Mammographic Segmentation and Density Classification: A Fractal Inspired Approach

  • Wenda He
  • Sam Harvey
  • Arne Juette
  • Erika R. E. Denton
  • Reyer Zwiggelaar
Conference paper
Part of the Lecture Notes in Computer Science book series (LNCS, volume 9699)


Breast cancer is the most frequently diagnosed cancer in women. To date, the exact cause(s) of breast cancer still remains unknown. The most effective way to tackle the disease is early detection through breast screening programmes. Breast density is a well established image based risk factor. An accurate dense breast tissue segmentation can play a vital role in precise identification of women at risk, and determining appropriate measures for disease prevention. Fractal techniques have been used in many biomedical image processing applications with varying degrees of success. This paper describes a fractal inspired approach to mammographic tissue segmentation. A multiresolution stack representation and 3D histogram features (extended from 2D) are proposed.
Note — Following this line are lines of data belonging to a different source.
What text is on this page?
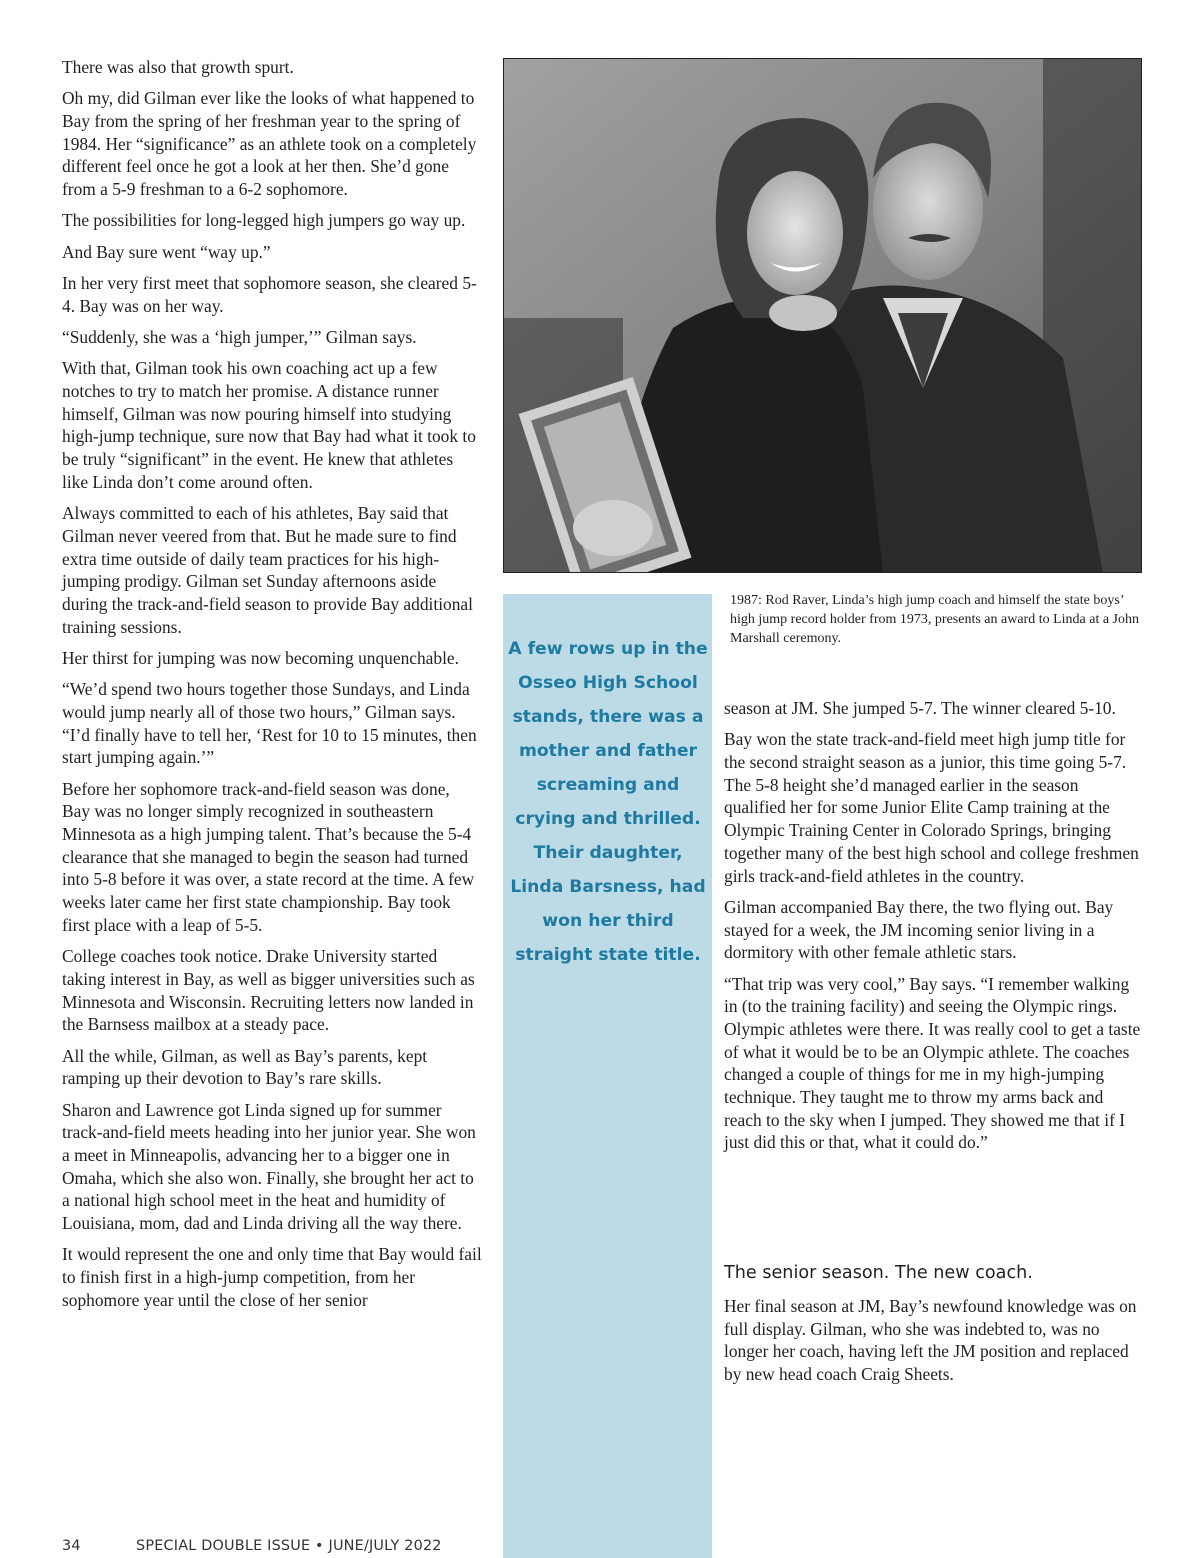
There was also that growth spurt.

Oh my, did Gilman ever like the looks of what happened to Bay from the spring of her freshman year to the spring of 1984. Her “significance” as an athlete took on a completely different feel once he got a look at her then. She’d gone from a 5-9 freshman to a 6-2 sophomore.

The possibilities for long-legged high jumpers go way up.

And Bay sure went “way up.”

In her very first meet that sophomore season, she cleared 5-4. Bay was on her way.

“Suddenly, she was a ‘high jumper,’” Gilman says.

With that, Gilman took his own coaching act up a few notches to try to match her promise. A distance runner himself, Gilman was now pouring himself into studying high-jump technique, sure now that Bay had what it took to be truly “significant” in the event. He knew that athletes like Linda don’t come around often.

Always committed to each of his athletes, Bay said that Gilman never veered from that. But he made sure to find extra time outside of daily team practices for his high-jumping prodigy. Gilman set Sunday afternoons aside during the track-and-field season to provide Bay additional training sessions.

Her thirst for jumping was now becoming unquenchable.

“We’d spend two hours together those Sundays, and Linda would jump nearly all of those two hours,” Gilman says. “I’d finally have to tell her, ‘Rest for 10 to 15 minutes, then start jumping again.’”

Before her sophomore track-and-field season was done, Bay was no longer simply recognized in southeastern Minnesota as a high jumping talent. That’s because the 5-4 clearance that she managed to begin the season had turned into 5-8 before it was over, a state record at the time. A few weeks later came her first state championship. Bay took first place with a leap of 5-5.

College coaches took notice. Drake University started taking interest in Bay, as well as bigger universities such as Minnesota and Wisconsin. Recruiting letters now landed in the Barnsess mailbox at a steady pace.

All the while, Gilman, as well as Bay’s parents, kept ramping up their devotion to Bay’s rare skills.

Sharon and Lawrence got Linda signed up for summer track-and-field meets heading into her junior year. She won a meet in Minneapolis, advancing her to a bigger one in Omaha, which she also won. Finally, she brought her act to a national high school meet in the heat and humidity of Louisiana, mom, dad and Linda driving all the way there.

It would represent the one and only time that Bay would fail to finish first in a high-jump competition, from her sophomore year until the close of her senior

1987: Rod Raver, Linda’s high jump coach and himself the state boys’ high jump record holder from 1973, presents an award to Linda at a John Marshall ceremony.
A few rows up in the Osseo High School stands, there was a mother and father screaming and crying and thrilled. Their daughter, Linda Barsness, had won her third straight state title.

season at JM. She jumped 5-7. The winner cleared 5-10.

Bay won the state track-and-field meet high jump title for the second straight season as a junior, this time going 5-7. The 5-8 height she’d managed earlier in the season qualified her for some Junior Elite Camp training at the Olympic Training Center in Colorado Springs, bringing together many of the best high school and college freshmen girls track-and-field athletes in the country.

Gilman accompanied Bay there, the two flying out. Bay stayed for a week, the JM incoming senior living in a dormitory with other female athletic stars.

“That trip was very cool,” Bay says. “I remember walking in (to the training facility) and seeing the Olympic rings. Olympic athletes were there. It was really cool to get a taste of what it would be to be an Olympic athlete. The coaches changed a couple of things for me in my high-jumping technique. They taught me to throw my arms back and reach to the sky when I jumped. They showed me that if I just did this or that, what it could do.”

The senior season. The new coach.

Her final season at JM, Bay’s newfound knowledge was on full display. Gilman, who she was indebted to, was no longer her coach, having left the JM position and replaced by new head coach Craig Sheets.

34	SPECIAL DOUBLE ISSUE • JUNE/JULY 2022
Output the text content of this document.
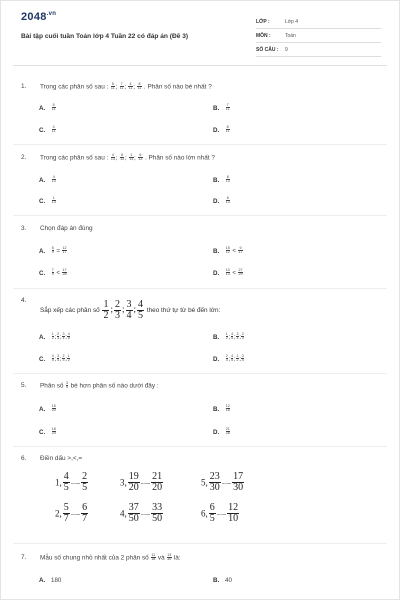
$2048^{.vn}$
Bài tập cuối tuần Toán lớp 4 Tuần 22 có đáp án (Đề 3)
LỚP :	Lớp 4
MÔN :	Toán
SỐ CÂU : 9
1. Trong các phân số sau : $\frac{5}{11}$ ; $\frac{7}{11}$ ; $\frac{4}{11}$ ; $\frac{8}{11}$ . Phân số nào bé nhất ?
A. $\frac{5}{11}$	B. $\frac{7}{11}$
C. $\frac{4}{11}$	D. $\frac{8}{11}$
2. Trong các phân số sau : $\frac{4}{13}$ ; $\frac{8}{13}$ ; $\frac{1}{13}$ ; $\frac{6}{13}$ . Phân số nào lớn nhất ?
A. $\frac{4}{13}$	B. $\frac{8}{13}$
C. $\frac{1}{13}$	D. $\frac{6}{13}$
3. Chọn đáp án đúng
A. $\frac{5}{9} = \frac{12}{17}$	B. $\frac{15}{12} < \frac{9}{17}$
C. $\frac{7}{9} < \frac{17}{28}$	D. $\frac{10}{13} < \frac{27}{29}$
4.
Sắp xếp các phân số $\frac{1}{2}$ ; $\frac{2}{3}$ ; $\frac{3}{4}$ ; $\frac{4}{5}$ theo thứ tự từ bé đến lớn:
A. $\frac{1}{2}$ ; $\frac{2}{3}$ ; $\frac{3}{4}$ ; $\frac{4}{5}$	B. $\frac{1}{2}$ ; $\frac{4}{5}$ ; $\frac{3}{4}$ ; $\frac{2}{3}$
C. $\frac{4}{5}$ ; $\frac{3}{4}$ ; $\frac{2}{3}$ ; $\frac{1}{2}$	D. $\frac{2}{3}$ ; $\frac{4}{5}$ ; $\frac{1}{2}$ ; $\frac{3}{4}$
5. Phân số $\frac{3}{4}$ bé hơn phân số nào dưới đây :
A. $\frac{15}{20}$	B. $\frac{12}{16}$
C. $\frac{18}{24}$	D. $\frac{21}{28}$
6. Điền dấu >,<,=
1, $\frac{4}{5}$ ........ $\frac{2}{5}$	3, $\frac{19}{20}$ ........ $\frac{21}{20}$	5, $\frac{23}{30}$ ........ $\frac{17}{30}$
2, $\frac{5}{7}$ ........ $\frac{6}{7}$	4, $\frac{37}{50}$ ........ $\frac{33}{50}$	6, $\frac{6}{5}$ ........ $\frac{12}{10}$
7. Mẫu số chung nhỏ nhất của 2 phân số $\frac{11}{18}$ và $\frac{13}{30}$ là:
A. 180	B. 40
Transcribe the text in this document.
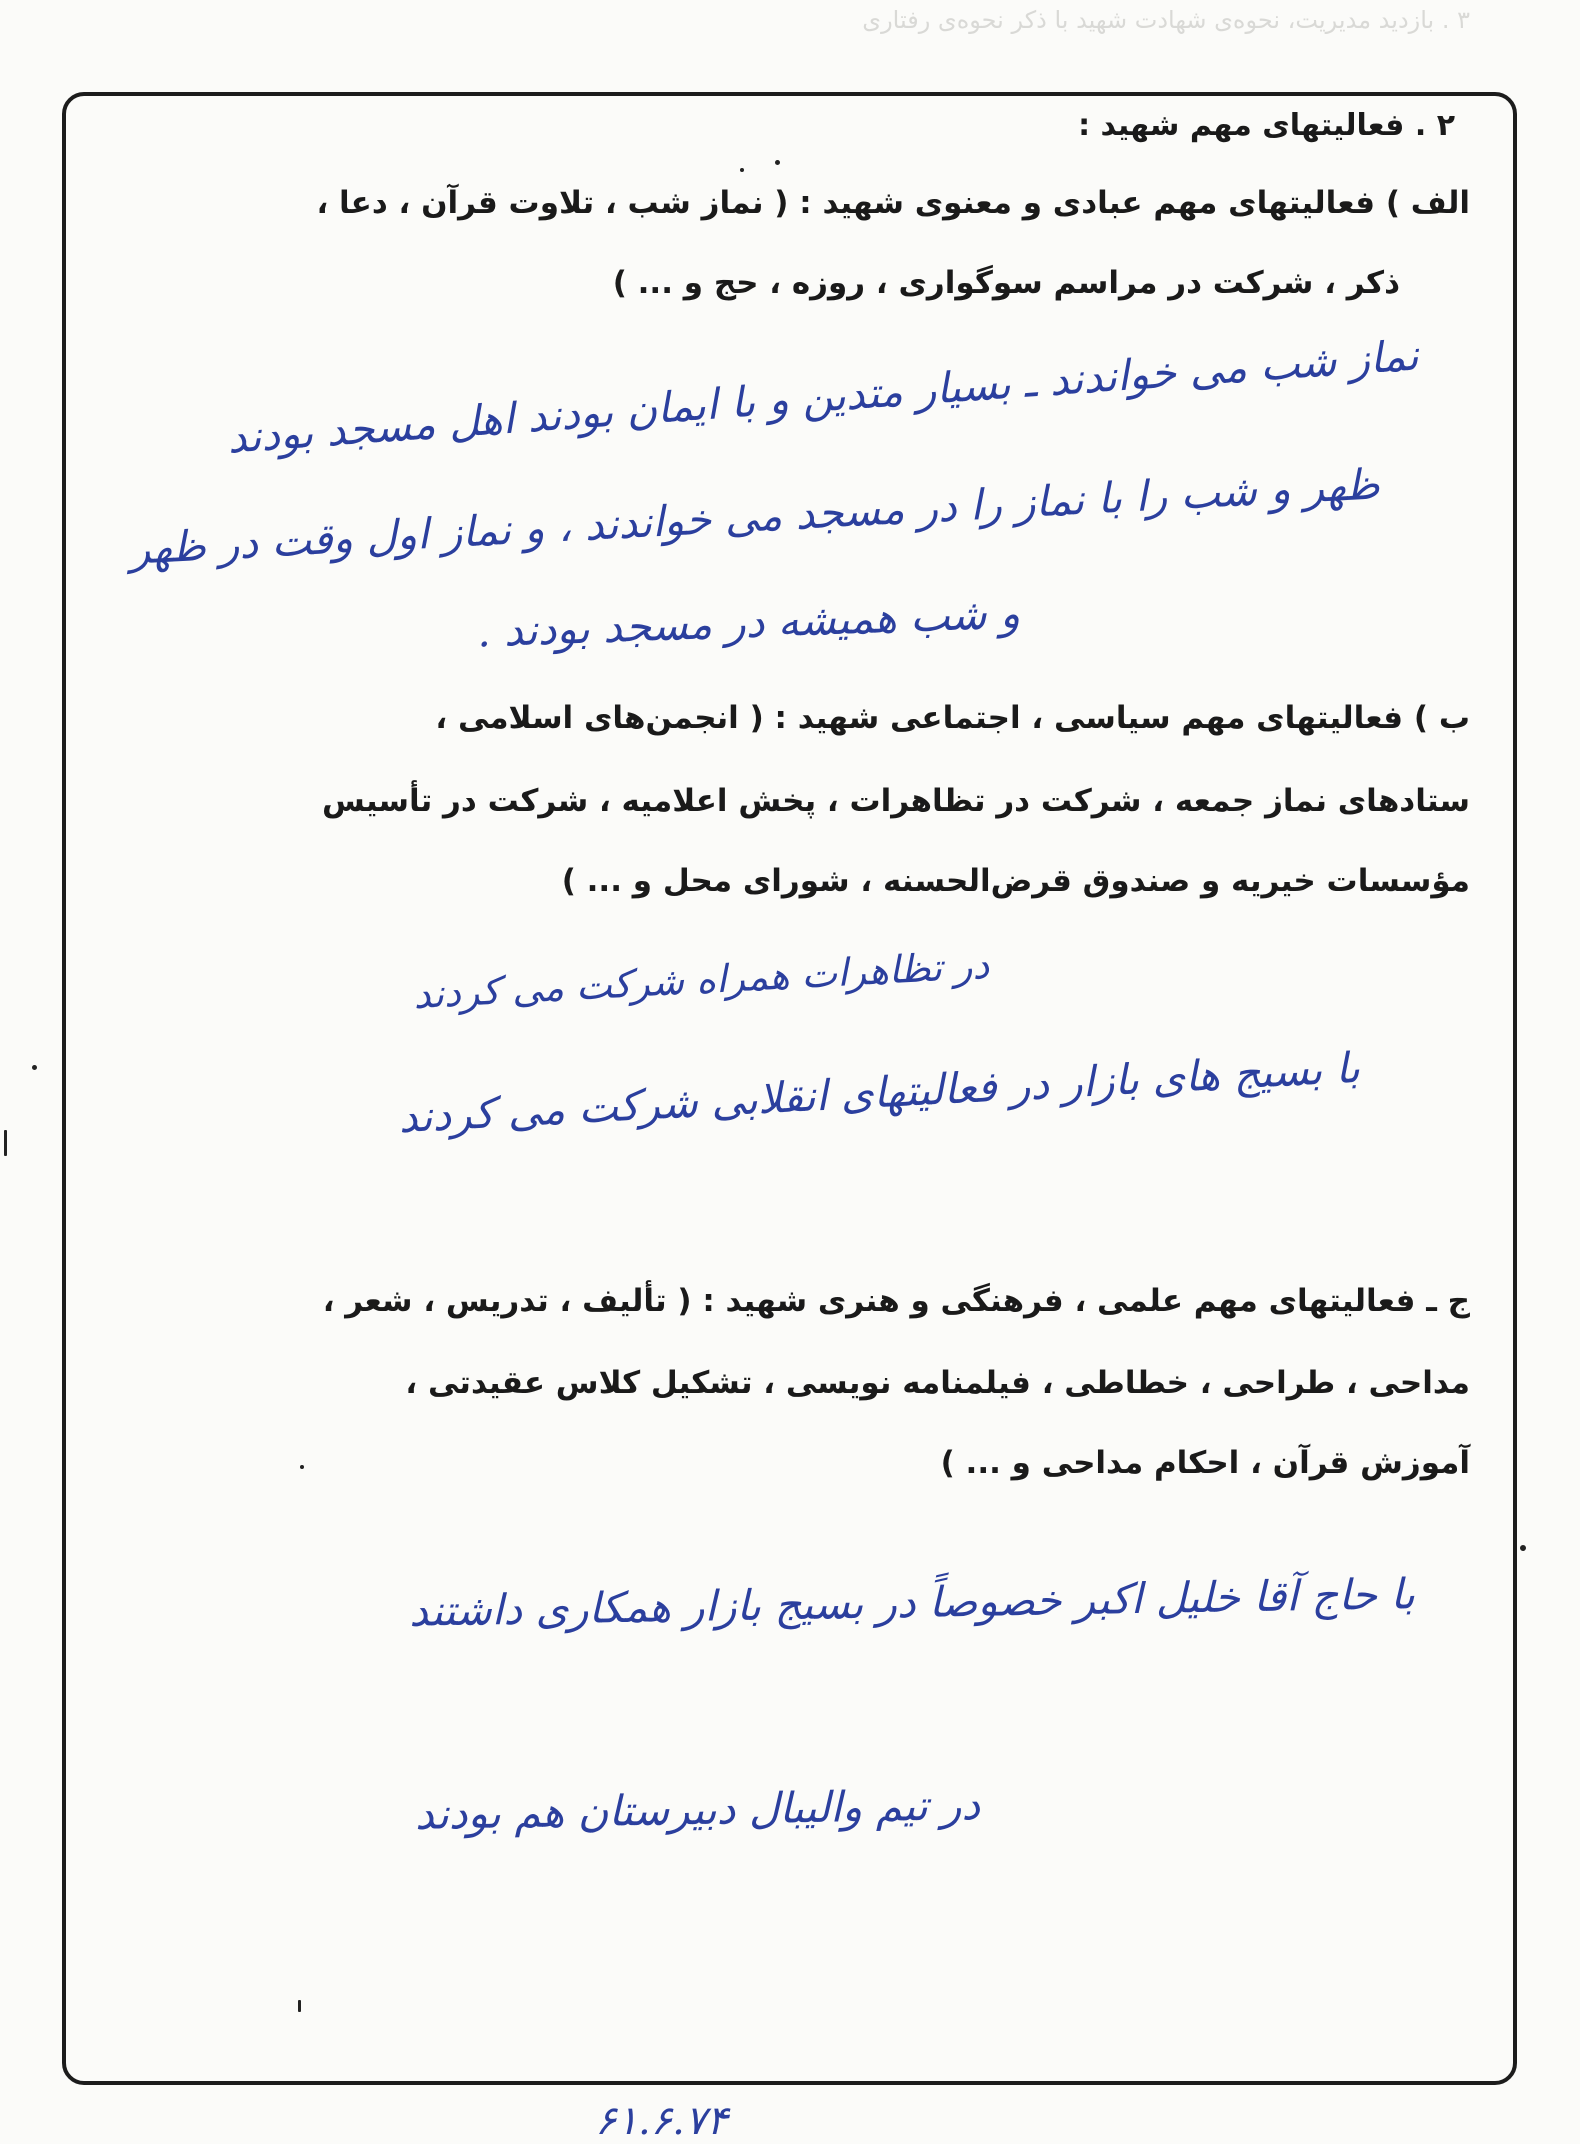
۳ . بازدید مدیریت، نحوه‌ی شهادت شهید با ذکر نحوه‌ی رفتاری
۲ . فعالیتهای مهم شهید :
الف ) فعالیتهای مهم عبادی و معنوی شهید : ( نماز شب ، تلاوت قرآن ، دعا ،
ذکر ، شرکت در مراسم سوگواری ، روزه ، حج و ... )
نماز شب می خواندند ـ بسیار متدین و با ایمان بودند اهل مسجد بودند
ظهر و شب را با نماز را در مسجد می خواندند ، و نماز اول وقت در ظهر
و شب همیشه در مسجد بودند .
ب ) فعالیتهای مهم سیاسی ، اجتماعی شهید : ( انجمن‌های اسلامی ،
ستادهای نماز جمعه ، شرکت در تظاهرات ، پخش اعلامیه ، شرکت در تأسیس
مؤسسات خیریه و صندوق قرض‌الحسنه ، شورای محل و ... )
در تظاهرات همراه شرکت می کردند
با بسیج های بازار در فعالیتهای انقلابی شرکت می کردند
ج ـ فعالیتهای مهم علمی ، فرهنگی و هنری شهید : ( تألیف ، تدریس ، شعر ،
مداحی ، طراحی ، خطاطی ، فیلمنامه نویسی ، تشکیل کلاس عقیدتی ،
آموزش قرآن ، احکام مداحی و ... )
با حاج آقا خلیل اکبر خصوصاً در بسیج بازار همکاری داشتند
در تیم والیبال دبیرستان هم بودند
۶۱.۶.۷۴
Quantitative and qualitative evaluation was performed including mammographic tissue segmentation and density classification. Results showed that the developed methodology was able to differentiate between breast tissue variations. The achieved density classification accuracy for 360 digital mammograms is 78 % based on the BI-RADS scheme. The developed fractal inspired approach in conjunction with the stack representation and 3D histogram features has demonstrated an ability to produce quality mammographic tissue segmentation. This in turn can be found useful in early breast cancer detection, risk-stratified screening, and aiding radiologists in the process of decision making prior to surgery and/or treatment.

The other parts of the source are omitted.